Did I mention the humor? The story, “Flag” begins, “Janie decides to start her own country, one with no heartbreak.” She enlists her friend Ruth to be Vice President. They go to a restaurant to work on the details.

“All right,” Janie says, “but first we need a flag. I was thinking of red to
symbolize all the broken hearts.”

“And green,” Ruth adds. “For all the money spent on therapy.”

In the story, “Horse Name,” the narrator’s friend Joan asks her what her “horse name” would be and goes on to say that it can be a characteristic, something that’s true about her. The narrator replies, “In that case, my horse name is – takes too long to get out of a relationship.” (“LOL” goes here.)
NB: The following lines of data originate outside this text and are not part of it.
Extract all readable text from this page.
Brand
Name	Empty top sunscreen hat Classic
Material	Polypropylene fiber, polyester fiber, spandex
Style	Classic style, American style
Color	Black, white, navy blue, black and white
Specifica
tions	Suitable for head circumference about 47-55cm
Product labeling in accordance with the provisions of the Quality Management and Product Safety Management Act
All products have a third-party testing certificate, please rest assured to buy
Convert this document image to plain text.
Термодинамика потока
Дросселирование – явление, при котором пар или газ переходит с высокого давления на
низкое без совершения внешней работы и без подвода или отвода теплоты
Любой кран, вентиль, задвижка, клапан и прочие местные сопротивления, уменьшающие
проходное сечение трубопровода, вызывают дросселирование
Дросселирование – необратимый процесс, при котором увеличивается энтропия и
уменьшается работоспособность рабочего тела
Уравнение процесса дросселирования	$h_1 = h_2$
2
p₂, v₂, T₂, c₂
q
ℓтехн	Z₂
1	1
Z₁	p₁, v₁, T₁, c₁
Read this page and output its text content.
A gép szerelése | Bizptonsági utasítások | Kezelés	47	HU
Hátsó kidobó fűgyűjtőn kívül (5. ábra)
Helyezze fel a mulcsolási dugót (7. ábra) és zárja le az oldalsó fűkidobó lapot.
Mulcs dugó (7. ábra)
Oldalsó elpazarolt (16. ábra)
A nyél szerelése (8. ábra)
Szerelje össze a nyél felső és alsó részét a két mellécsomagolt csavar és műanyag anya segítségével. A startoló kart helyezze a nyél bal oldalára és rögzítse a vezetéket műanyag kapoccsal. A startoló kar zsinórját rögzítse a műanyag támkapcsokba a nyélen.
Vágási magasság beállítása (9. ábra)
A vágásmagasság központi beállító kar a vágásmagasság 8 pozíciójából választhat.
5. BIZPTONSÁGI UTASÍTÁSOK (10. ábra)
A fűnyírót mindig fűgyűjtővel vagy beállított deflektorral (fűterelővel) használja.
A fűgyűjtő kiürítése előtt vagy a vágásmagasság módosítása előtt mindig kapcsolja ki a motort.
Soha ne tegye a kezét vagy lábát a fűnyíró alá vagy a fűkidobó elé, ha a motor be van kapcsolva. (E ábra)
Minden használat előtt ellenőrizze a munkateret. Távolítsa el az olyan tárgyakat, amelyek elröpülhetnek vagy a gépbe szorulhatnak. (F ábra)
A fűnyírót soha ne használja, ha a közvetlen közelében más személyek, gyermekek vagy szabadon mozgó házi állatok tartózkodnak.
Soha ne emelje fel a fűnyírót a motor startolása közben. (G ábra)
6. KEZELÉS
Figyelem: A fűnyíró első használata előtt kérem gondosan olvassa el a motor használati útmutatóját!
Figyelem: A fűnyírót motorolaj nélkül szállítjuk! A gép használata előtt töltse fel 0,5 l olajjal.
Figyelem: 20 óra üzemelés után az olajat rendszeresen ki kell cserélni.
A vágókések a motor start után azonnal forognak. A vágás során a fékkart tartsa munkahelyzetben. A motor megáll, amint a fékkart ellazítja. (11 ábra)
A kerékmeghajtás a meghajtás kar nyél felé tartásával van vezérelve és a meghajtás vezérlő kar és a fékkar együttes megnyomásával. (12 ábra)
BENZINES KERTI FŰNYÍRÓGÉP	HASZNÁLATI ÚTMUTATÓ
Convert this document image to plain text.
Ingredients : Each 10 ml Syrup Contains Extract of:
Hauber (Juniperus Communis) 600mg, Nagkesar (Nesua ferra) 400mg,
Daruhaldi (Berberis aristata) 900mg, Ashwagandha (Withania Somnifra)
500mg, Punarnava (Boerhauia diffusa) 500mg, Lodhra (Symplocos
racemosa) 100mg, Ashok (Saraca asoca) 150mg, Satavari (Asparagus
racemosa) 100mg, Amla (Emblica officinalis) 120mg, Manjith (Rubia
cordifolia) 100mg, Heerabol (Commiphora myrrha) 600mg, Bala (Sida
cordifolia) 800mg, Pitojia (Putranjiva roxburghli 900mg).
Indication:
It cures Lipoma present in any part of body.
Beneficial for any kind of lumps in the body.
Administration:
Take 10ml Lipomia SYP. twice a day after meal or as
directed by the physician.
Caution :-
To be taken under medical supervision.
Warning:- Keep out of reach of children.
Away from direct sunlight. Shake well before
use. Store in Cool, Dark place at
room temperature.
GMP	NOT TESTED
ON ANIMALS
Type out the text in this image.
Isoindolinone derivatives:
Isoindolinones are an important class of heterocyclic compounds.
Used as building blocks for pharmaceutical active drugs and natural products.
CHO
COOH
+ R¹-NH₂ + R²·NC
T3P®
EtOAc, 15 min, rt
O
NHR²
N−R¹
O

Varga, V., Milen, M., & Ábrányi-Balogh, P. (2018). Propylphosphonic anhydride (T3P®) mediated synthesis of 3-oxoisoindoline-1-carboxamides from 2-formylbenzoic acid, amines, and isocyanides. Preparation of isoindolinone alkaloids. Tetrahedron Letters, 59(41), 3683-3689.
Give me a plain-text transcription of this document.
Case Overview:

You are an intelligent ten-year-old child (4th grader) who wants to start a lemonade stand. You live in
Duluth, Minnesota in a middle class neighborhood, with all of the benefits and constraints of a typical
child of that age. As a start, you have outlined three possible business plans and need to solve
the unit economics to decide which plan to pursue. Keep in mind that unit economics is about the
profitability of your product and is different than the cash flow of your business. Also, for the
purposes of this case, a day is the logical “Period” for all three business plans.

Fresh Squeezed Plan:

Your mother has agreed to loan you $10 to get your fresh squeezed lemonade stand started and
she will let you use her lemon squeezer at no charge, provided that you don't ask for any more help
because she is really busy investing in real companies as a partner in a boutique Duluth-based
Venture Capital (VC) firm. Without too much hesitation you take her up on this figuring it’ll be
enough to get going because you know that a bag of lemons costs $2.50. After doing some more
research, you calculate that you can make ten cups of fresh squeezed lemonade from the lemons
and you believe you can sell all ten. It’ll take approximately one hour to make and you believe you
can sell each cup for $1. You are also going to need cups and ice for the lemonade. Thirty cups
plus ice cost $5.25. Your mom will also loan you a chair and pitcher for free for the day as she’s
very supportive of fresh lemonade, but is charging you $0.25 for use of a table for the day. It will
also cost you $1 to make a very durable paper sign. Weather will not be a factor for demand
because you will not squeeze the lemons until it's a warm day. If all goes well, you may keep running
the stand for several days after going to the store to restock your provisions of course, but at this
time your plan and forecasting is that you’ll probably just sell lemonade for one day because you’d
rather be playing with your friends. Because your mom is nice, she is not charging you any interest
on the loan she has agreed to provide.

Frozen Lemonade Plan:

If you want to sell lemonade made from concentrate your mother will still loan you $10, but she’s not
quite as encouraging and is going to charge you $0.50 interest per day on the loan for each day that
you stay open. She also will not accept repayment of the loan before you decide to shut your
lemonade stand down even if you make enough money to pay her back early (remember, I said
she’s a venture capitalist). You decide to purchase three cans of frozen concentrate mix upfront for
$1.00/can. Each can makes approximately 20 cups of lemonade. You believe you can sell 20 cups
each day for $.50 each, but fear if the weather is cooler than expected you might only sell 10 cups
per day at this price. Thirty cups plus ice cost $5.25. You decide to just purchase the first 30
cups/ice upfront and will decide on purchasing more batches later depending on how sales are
The fifty-seven stories that make up this dazzling collection all bring a laugh but also leave a little pang in the heart, maybe more a “ping” than a “pang,” to sound Francine Witte-y about it. (Her wordplay is so much fun. From the story, “Blind Date,” alone: “She is all river flow.” “…his heart patter almost floated him away.” “…his danger brain kicks in.” “Will a window shine in too much truth light?”). In “Breakfast Story” a woman lies in bed eating her spoiled breakfast, considering the purchase of a new refrigerator, for the food she is eating is plainly spoiled, from the failing appliance she owns. Her husband, who has left her, had promised a new one. This one has clearly outlived its warranty. “You used to search for your husband’s expiration date.  He must have kept it hidden behind his heart.” Ping! Pang!